Della Mora said the real value lies in using AI to compress the grunt work. In the past, underwriters might have spent hours or days combing through complex submissions or documents just to pull out basic facts.
“From an underwriting perspective, it’s not necessary to fully replace underwriters,” she said. Instead, AI can take “really complex submissions or complex information that would have taken us hours or days to go through” and distil it down to the “pertinent points” needed for a proper risk analysis. That, in turn, should free up underwriters to build better relationships, deepen their industry knowledge and spend more time on judgment‑heavy decisions.
Ling echoed that view with a story from his early career, when he underwrote a complex publicly traded banking risk.
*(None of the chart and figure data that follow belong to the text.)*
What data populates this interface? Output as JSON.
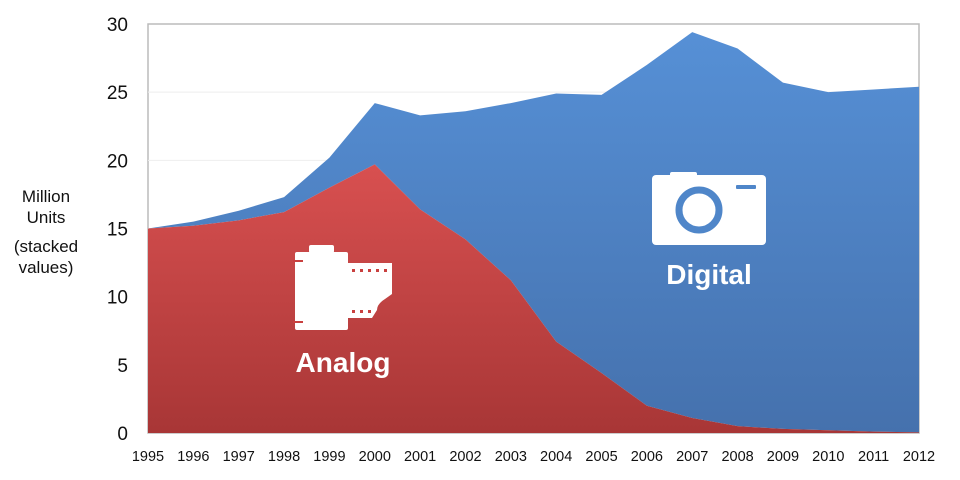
{
  "chart_data": {
    "type": "area",
    "stacked": true,
    "title": "",
    "xlabel": "",
    "ylabel_lines": [
      "Million",
      "Units",
      "(stacked",
      "values)"
    ],
    "ylim": [
      0,
      30
    ],
    "yticks": [
      0,
      5,
      10,
      15,
      20,
      25,
      30
    ],
    "grid": true,
    "x": [
      1995,
      1996,
      1997,
      1998,
      1999,
      2000,
      2001,
      2002,
      2003,
      2004,
      2005,
      2006,
      2007,
      2008,
      2009,
      2010,
      2011,
      2012
    ],
    "series": [
      {
        "name": "Analog",
        "color": "#c9403f",
        "icon": "film-roll-icon",
        "values": [
          15.0,
          15.2,
          15.6,
          16.2,
          18.0,
          19.7,
          16.4,
          14.2,
          11.2,
          6.7,
          4.4,
          2.0,
          1.1,
          0.5,
          0.3,
          0.2,
          0.1,
          0.05
        ]
      },
      {
        "name": "Digital",
        "color": "#4f86c9",
        "icon": "camera-icon",
        "values": [
          0.0,
          0.3,
          0.7,
          1.1,
          2.2,
          4.5,
          6.9,
          9.4,
          13.0,
          18.2,
          20.4,
          25.0,
          28.3,
          27.7,
          25.4,
          24.8,
          25.1,
          25.35
        ]
      }
    ]
  }
}
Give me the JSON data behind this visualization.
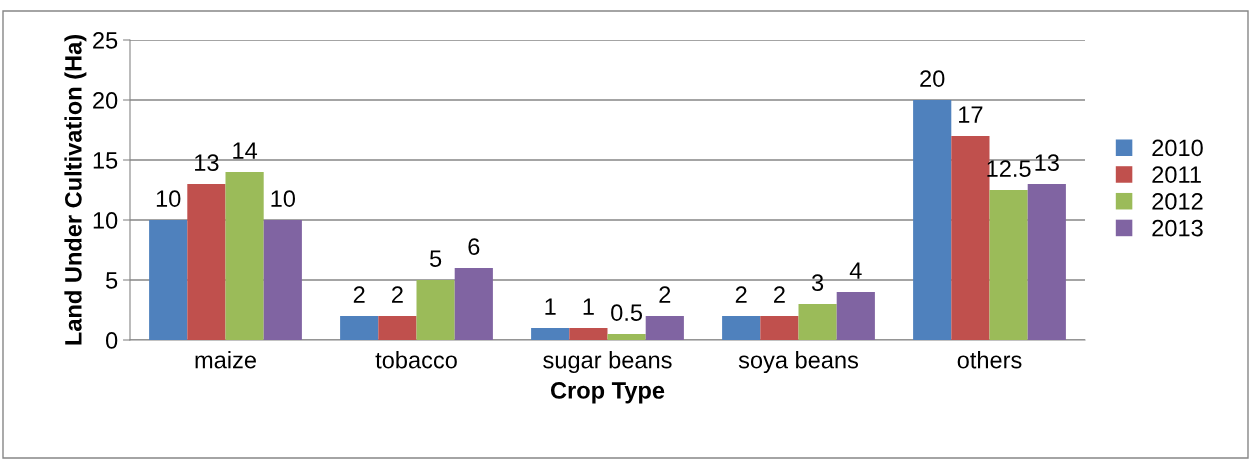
{
  "chart_data": {
    "type": "bar",
    "xlabel": "Crop Type",
    "ylabel": "Land Under Cultivation (Ha)",
    "categories": [
      "maize",
      "tobacco",
      "sugar beans",
      "soya beans",
      "others"
    ],
    "series": [
      {
        "name": "2010",
        "color": "#4f81bd",
        "values": [
          10,
          2,
          1,
          2,
          20
        ]
      },
      {
        "name": "2011",
        "color": "#c0504d",
        "values": [
          13,
          2,
          1,
          2,
          17
        ]
      },
      {
        "name": "2012",
        "color": "#9bbb59",
        "values": [
          14,
          5,
          0.5,
          3,
          12.5
        ]
      },
      {
        "name": "2013",
        "color": "#8064a2",
        "values": [
          10,
          6,
          2,
          4,
          13
        ]
      }
    ],
    "ylim": [
      0,
      25
    ],
    "yticks": [
      0,
      5,
      10,
      15,
      20,
      25
    ],
    "grid": "y",
    "legend": "right",
    "data_labels": true
  }
}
“I used to lock myself in a room for three or four days, and [go through] financial statements and notes, effectively doing my own data scrape,” he said. When he finally emerged with a stack of information, his manager asked for his view of the risk.
“I said, ‘Oh, I actually don’t know. I spent three days just gathering information,’” he recalled.
For him, that experience captures what AI should change. The goal is not to have models make the call instead of underwriters, but to “spend a lot less time… arriving at that data set” and much more time forming an informed opinion.
“If you speak with most specialty underwriters, the pride of their role is being an expert in their particular field or subject area. I don’t think that will change,” he said. Data and transformation tools should “take us… 80% of the way”; the remaining “20% is that subjectivity around context [and] the commercial relationship.”